Originally Posted by
Symtex
I am unable to train at any other zone but 4 or 5. When I jump on a bike, I have to spin. My cadence is around 70-80 and that take my HR to at least Zone 4. I'm 41 years old so that means around 145-160 bpm. I want to train to do longer distance but I am uncertain how I will achieved that. I would have to reduce my cadence in the low 50's to get low enough and that would reduce my speed to below 20km/h.
I'm 43 with an aerobic threshold around 140 bpm and lactate threshold heart rate of 168 which would make Friel Z4 158-168 BPM.
Ride as hard as you can for half an hour at a steady pace. At the end you should have nothing left. Try a few times until you get that right. Your lactate threshold heart rate is the average over the last 20 minutes (it takes a while to catch up to your output)

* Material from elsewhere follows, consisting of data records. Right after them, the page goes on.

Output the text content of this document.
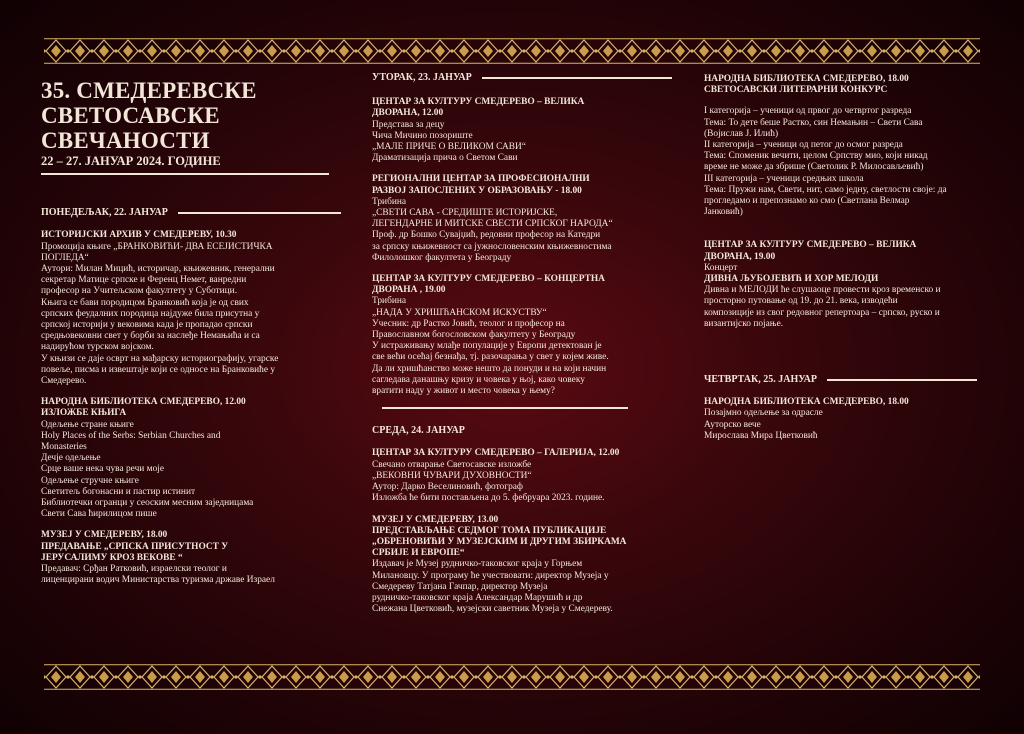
35. СМЕДЕРЕВСКЕ
СВЕТОСАВСКЕ
СВЕЧАНОСТИ
22 – 27. ЈАНУАР 2024. ГОДИНЕ
ПОНЕДЕЉАК, 22. ЈАНУАР
ИСТОРИЈСКИ АРХИВ У СМЕДЕРЕВУ, 10.30
Промоција књиге „БРАНКОВИЋИ- ДВА ЕСЕЈИСТИЧКА
ПОГЛЕДА“
Аутори: Милан Мицић, историчар, књижевник, генерални
секретар Матице српске и Ференц Немет, ванредни
професор на Учитељском факултету у Суботици.
Књига се бави породицом Бранковић која је од свих
српских феудалних породица најдуже била присутна у
српској историји у вековима када је пропадао српски
средњовековни свет у борби за наслеђе Немањића и са
надирућом турском војском.
У књизи се даје осврт на мађарску историографију, угарске
повеље, писма и извештаје који се односе на Бранковиће у
Смедерево.
НАРОДНА БИБЛИОТЕКА СМЕДЕРЕВО, 12.00
ИЗЛОЖБЕ КЊИГА
Одељење стране књиге
Holy Places of the Serbs: Serbian Churches and
Monasteries
Дечје одељење
Срце ваше нека чува речи моје
Одељење стручне књиге
Светитељ богонасни и пастир истинит
Библиотечки огранци у сеоским месним заједницама
Свети Сава ћирилицом пише
МУЗЕЈ У СМЕДЕРЕВУ, 18.00
ПРЕДАВАЊЕ „СРПСКА ПРИСУТНОСТ У
ЈЕРУСАЛИМУ КРОЗ ВЕКОВЕ “
Предавач: Срђан Ратковић, израелски теолог и
лиценцирани водич Министарства туризма државе Израел
УТОРАК, 23. ЈАНУАР
ЦЕНТАР ЗА КУЛТУРУ СМЕДЕРЕВО – ВЕЛИКА
ДВОРАНА, 12.00
Представа за децу
Чича Мичино позориште
„МАЛЕ ПРИЧЕ О ВЕЛИКОМ САВИ“
Драматизација прича о Светом Сави
РЕГИОНАЛНИ ЦЕНТАР ЗА ПРОФЕСИОНАЛНИ
РАЗВОЈ ЗАПОСЛЕНИХ У ОБРАЗОВАЊУ - 18.00
Трибина
„СВЕТИ САВА - СРЕДИШТЕ ИСТОРИЈСКЕ,
ЛЕГЕНДАРНЕ И МИТСКЕ СВЕСТИ СРПСКОГ НАРОДА“
Проф. др Бошко Сувајџић, редовни професор на Катедри
за српску књижевност са јужнословенским књижевностима
Филолошког факултета у Београду
ЦЕНТАР ЗА КУЛТУРУ СМЕДЕРЕВО – КОНЦЕРТНА
ДВОРАНА , 19.00
Трибина
„НАДА У ХРИШЋАНСКОМ ИСКУСТВУ“
Учесник: др Растко Јовић, теолог и професор на
Православном богословском факултету у Београду
У истраживању млађе популације у Европи детектован је
све већи осећај безнађа, тј. разочарања у свет у којем живе.
Да ли хришћанство може нешто да понуди и на који начин
сагледава данашњу кризу и човека у њој, како човеку
вратити наду у живот и место човека у њему?
СРЕДА, 24. ЈАНУАР
ЦЕНТАР ЗА КУЛТУРУ СМЕДЕРЕВО – ГАЛЕРИЈА, 12.00
Свечано отварање Светосавске изложбе
„ВЕКОВНИ ЧУВАРИ ДУХОВНОСТИ“
Аутор: Дарко Веселиновић, фотограф
Изложба ће бити постављена до 5. фебруара 2023. године.
МУЗЕЈ У СМЕДЕРЕВУ, 13.00
ПРЕДСТАВЉАЊЕ СЕДМОГ ТОМА ПУБЛИКАЦИЈЕ
„ОБРЕНОВИЋИ У МУЗЕЈСКИМ И ДРУГИМ ЗБИРКАМА
СРБИЈЕ И ЕВРОПЕ“
Издавач је Музеј рудничко-таковског краја у Горњем
Милановцу. У програму ће учествовати: директор Музеја у
Смедереву Татјана Гачпар, директор Музеја
рудничко-таковског краја Александар Марушић и др
Снежана Цветковић, музејски саветник Музеја у Смедереву.
НАРОДНА БИБЛИОТЕКА СМЕДЕРЕВО, 18.00
СВЕТОСАВСКИ ЛИТЕРАРНИ КОНКУРС
I категорија – ученици од првог до четвртог разреда
Тема: То дете беше Растко, син Немањин – Свети Сава
(Војислав Ј. Илић)
II категорија – ученици од петог до осмог разреда
Тема: Споменик вечити, целом Српству мио, који никад
време не може да збрише (Светолик Р. Милосављевић)
III категорија – ученици средњих школа
Тема: Пружи нам, Свети, нит, само једну, светлости своје: да
проглeдамо и препознамо ко смо (Светлана Велмар
Јанковић)
ЦЕНТАР ЗА КУЛТУРУ СМЕДЕРЕВО – ВЕЛИКА
ДВОРАНА, 19.00
Концерт
ДИВНА ЉУБОЈЕВИЋ И ХОР МЕЛОДИ
Дивна и МЕЛОДИ ће слушаоце провести кроз временско и
просторно путовање од 19. до 21. века, изводећи
композиције из свог редовног репертоара – српско, руско и
византијско појање.
ЧЕТВРТАК, 25. ЈАНУАР
НАРОДНА БИБЛИОТЕКА СМЕДЕРЕВО, 18.00
Позајмно одељење за одрасле
Ауторско вече
Мирослава Мира Цветковић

Friel starts Z2 at 81% of that, Z3 at 90%, Z4 at 94%, and Z5a at 100%; although you'd be better off using your aerobic threshold AeT (where conversation doesn't flow, breathing becomes rhythmic, and lactate starts to accumulate. It's about what you can manage for a 5 hour steady-state effort with an even split) as the limit for endurance training.
Perhaps not coincidentally, AeT heart rates are close to what Phil Maffetone's formula spits out.